Über Jahrzehnte hinweg wurde der Todeszeitpunkt von Verstorbenen wesentlich nach der Henßge-Tabelle berechnet. Claus Henßge war der ehemalige Leiter des Instituts für Rechtsmedizin am Uniklinikum Essen. Er hat den Abkühlungsprozess von Leichen genau erfasst und immer mehr präzisiert. Die Methodik ist Standard für die Einschätzung eines Todeszeitpunktes, insbesondere für die Überprüfung von Alibi-Angaben verdächtiger Personen. Wird ein lebloser Körper frühzeitig aufgefunden, kann der Todeszeitpunkt bestimmt werden nach folgenden Indizien:

 

  • Ausprägung, Wegdrückbarkeit und Umlagerbarkeit der Leichenflecke
  • Eintritt, Ausprägung, Lösung der Leichenstarre
  • Mechanische Erregbarkeit der Muskulatur
  • Elektrische Erregbarkeit der Muskulatur
  • Abkühlung der Leiche.

 

Die Temperatur wurde bislang immer ganz „klassisch“ gemessen, nämlich rektal.

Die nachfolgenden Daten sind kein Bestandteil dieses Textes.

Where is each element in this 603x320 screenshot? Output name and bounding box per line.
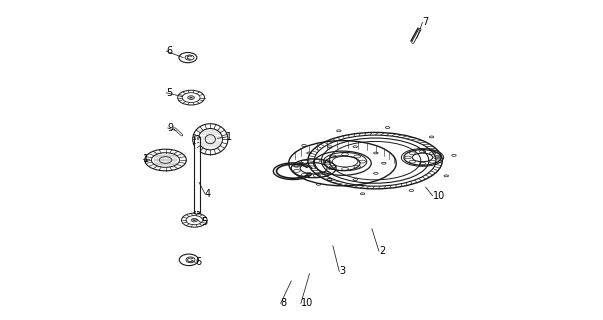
- Text: 10: 10: [301, 298, 313, 308]
- Text: 4: 4: [205, 188, 211, 199]
- Text: 6: 6: [195, 257, 201, 268]
- Bar: [194, 137, 200, 213]
- Text: 3: 3: [339, 266, 346, 276]
- Text: 5: 5: [166, 88, 172, 98]
- Text: 1: 1: [226, 132, 232, 142]
- Text: 1: 1: [143, 154, 149, 164]
- Text: 10: 10: [433, 191, 445, 201]
- Text: 2: 2: [379, 246, 385, 256]
- Text: 7: 7: [423, 17, 429, 28]
- Text: 6: 6: [166, 46, 172, 56]
- Text: 9: 9: [168, 123, 174, 133]
- Text: 8: 8: [281, 298, 287, 308]
- Ellipse shape: [194, 136, 200, 138]
- Text: 5: 5: [201, 217, 207, 228]
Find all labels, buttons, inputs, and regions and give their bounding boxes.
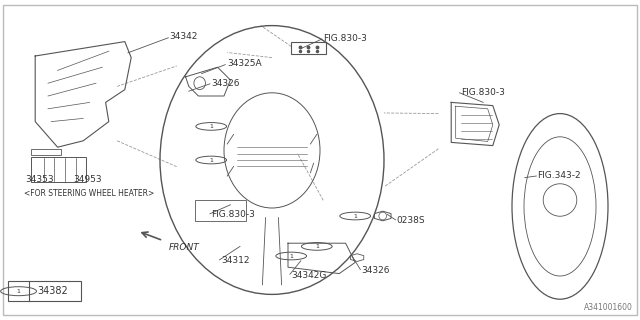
Text: 34953: 34953: [74, 175, 102, 184]
Text: FRONT: FRONT: [169, 243, 200, 252]
Text: 1: 1: [353, 213, 357, 219]
Text: FIG.830-3: FIG.830-3: [323, 34, 367, 43]
Text: FIG.343-2: FIG.343-2: [538, 172, 581, 180]
Text: 1: 1: [17, 289, 20, 294]
Text: 34342: 34342: [170, 32, 198, 41]
Text: 34312: 34312: [221, 256, 250, 265]
Text: 34326: 34326: [211, 79, 240, 88]
Text: 1: 1: [209, 157, 213, 163]
Text: 34342G: 34342G: [291, 271, 326, 280]
Text: 1: 1: [315, 244, 319, 249]
Text: A341001600: A341001600: [584, 303, 632, 312]
Text: FIG.830-3: FIG.830-3: [461, 88, 505, 97]
Text: 34326: 34326: [362, 266, 390, 275]
Text: 34325A: 34325A: [227, 60, 262, 68]
Text: <FOR STEERING WHEEL HEATER>: <FOR STEERING WHEEL HEATER>: [24, 189, 155, 198]
Text: 34382: 34382: [37, 286, 68, 296]
Text: FIG.830-3: FIG.830-3: [211, 210, 255, 219]
Text: 1: 1: [289, 253, 293, 259]
Text: 1: 1: [209, 124, 213, 129]
Text: 34353: 34353: [26, 175, 54, 184]
Text: 0238S: 0238S: [397, 216, 426, 225]
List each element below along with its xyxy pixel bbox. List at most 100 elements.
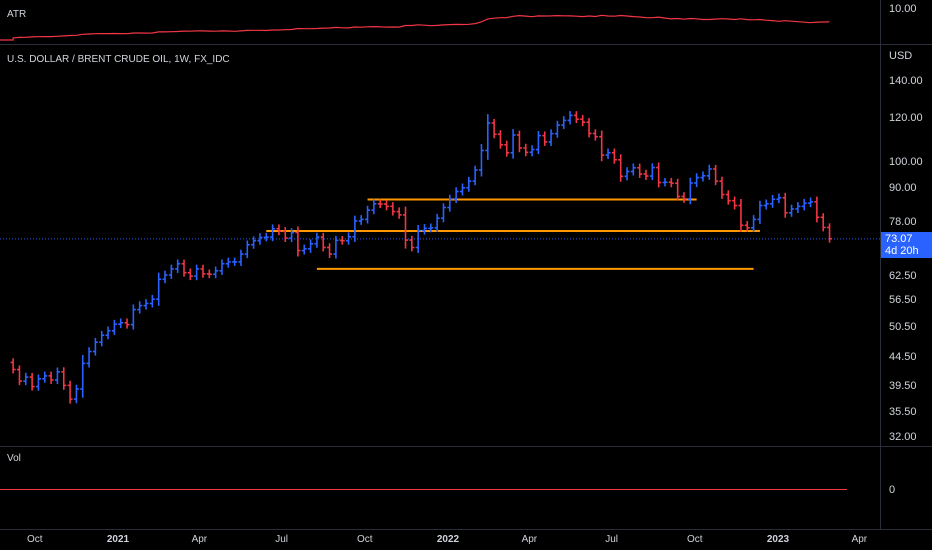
ohlc-bar[interactable]	[554, 120, 560, 138]
ohlc-bar[interactable]	[105, 326, 111, 340]
ohlc-bar[interactable]	[447, 194, 453, 212]
ohlc-bar[interactable]	[86, 347, 92, 368]
ohlc-bar[interactable]	[440, 203, 446, 223]
ohlc-bar[interactable]	[510, 129, 516, 159]
ohlc-bar[interactable]	[194, 264, 200, 281]
ohlc-bar[interactable]	[472, 165, 478, 186]
ohlc-bar[interactable]	[428, 223, 434, 233]
ohlc-bar[interactable]	[130, 304, 136, 330]
ohlc-bar[interactable]	[175, 259, 181, 273]
ohlc-bar[interactable]	[820, 213, 826, 232]
ohlc-bar[interactable]	[529, 145, 535, 157]
ohlc-bar[interactable]	[415, 224, 421, 254]
ohlc-bar[interactable]	[29, 372, 35, 391]
ohlc-bar[interactable]	[181, 259, 187, 277]
ohlc-bar[interactable]	[763, 199, 769, 210]
ohlc-bar[interactable]	[599, 130, 605, 162]
ohlc-bar[interactable]	[23, 372, 29, 386]
ohlc-bar[interactable]	[757, 200, 763, 224]
ohlc-bar[interactable]	[244, 240, 250, 259]
ohlc-bar[interactable]	[624, 167, 630, 181]
ohlc-bar[interactable]	[42, 371, 48, 383]
ohlc-bar[interactable]	[675, 178, 681, 201]
ohlc-bar[interactable]	[54, 367, 60, 385]
ohlc-bar[interactable]	[187, 268, 193, 281]
ohlc-bar[interactable]	[453, 187, 459, 204]
ohlc-bar[interactable]	[314, 232, 320, 248]
ohlc-bar[interactable]	[111, 319, 117, 335]
ohlc-bar[interactable]	[257, 233, 263, 245]
ohlc-bar[interactable]	[238, 249, 244, 266]
ohlc-bar[interactable]	[149, 294, 155, 308]
ohlc-bar[interactable]	[668, 177, 674, 188]
ohlc-bar[interactable]	[485, 114, 491, 160]
ohlc-bar[interactable]	[738, 198, 744, 232]
time-axis[interactable]: Oct 2021 Apr Jul Oct 2022 Apr Jul Oct 2023 Apr	[0, 530, 932, 550]
ohlc-bar[interactable]	[377, 199, 383, 209]
price-pane[interactable]: U.S. DOLLAR / BRENT CRUDE OIL, 1W, FX_ID…	[0, 45, 880, 487]
ohlc-bar[interactable]	[232, 257, 238, 266]
ohlc-bar[interactable]	[719, 176, 725, 199]
ohlc-bar[interactable]	[567, 111, 573, 125]
ohlc-bar[interactable]	[592, 129, 598, 141]
ohlc-bar[interactable]	[289, 228, 295, 243]
ohlc-bar[interactable]	[384, 199, 390, 211]
ohlc-bar[interactable]	[61, 367, 67, 390]
ohlc-bar[interactable]	[403, 206, 409, 249]
ohlc-bar[interactable]	[706, 164, 712, 180]
ohlc-bar[interactable]	[535, 130, 541, 155]
ohlc-bar[interactable]	[713, 164, 719, 186]
ohlc-bar[interactable]	[390, 202, 396, 216]
ohlc-bar[interactable]	[770, 194, 776, 208]
ohlc-bar[interactable]	[352, 215, 358, 242]
ohlc-bar[interactable]	[725, 190, 731, 205]
ohlc-bar[interactable]	[92, 337, 98, 356]
ohlc-bar[interactable]	[643, 169, 649, 180]
ohlc-bar[interactable]	[611, 148, 617, 164]
ohlc-bar[interactable]	[156, 272, 162, 306]
ohlc-bar[interactable]	[339, 236, 345, 245]
ohlc-bar[interactable]	[605, 148, 611, 160]
volume-pane[interactable]: Vol	[0, 447, 880, 529]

Niederländische Wissenschaftler haben die Methodik nunmehr verfeinert, indem die Körpertemperatur an verschiedenen Körperstellen gemessen wird und äußeren Umständen eine größere Bedeutung zukommen. Hierzu werden Wärmekameras oder Sensoren eingesetzt. Diese messen die Körpertemperaturen an insgesamt vier Regionen: an Brust, Bauch, Stirn und Oberschenkel. Berücksichtigt werden hierbei Körperfettanteil, Bekleidung und selbst ein starker Bartwuchs oder lange Haare sind von Bedeutung. Diese Methode, die bisher nur in Laborbedingungen nachgewiesen ist, kann den Todeszeitpunkt in der Regel auf eine halbe Stunde bis Stunde genau feststellen, während die „Rektal-Methode“ drei bis sieben Stunden von der Wirklichkeit abweicht. Diese Methode könnte schon nächstes Jahr zum Standard werden.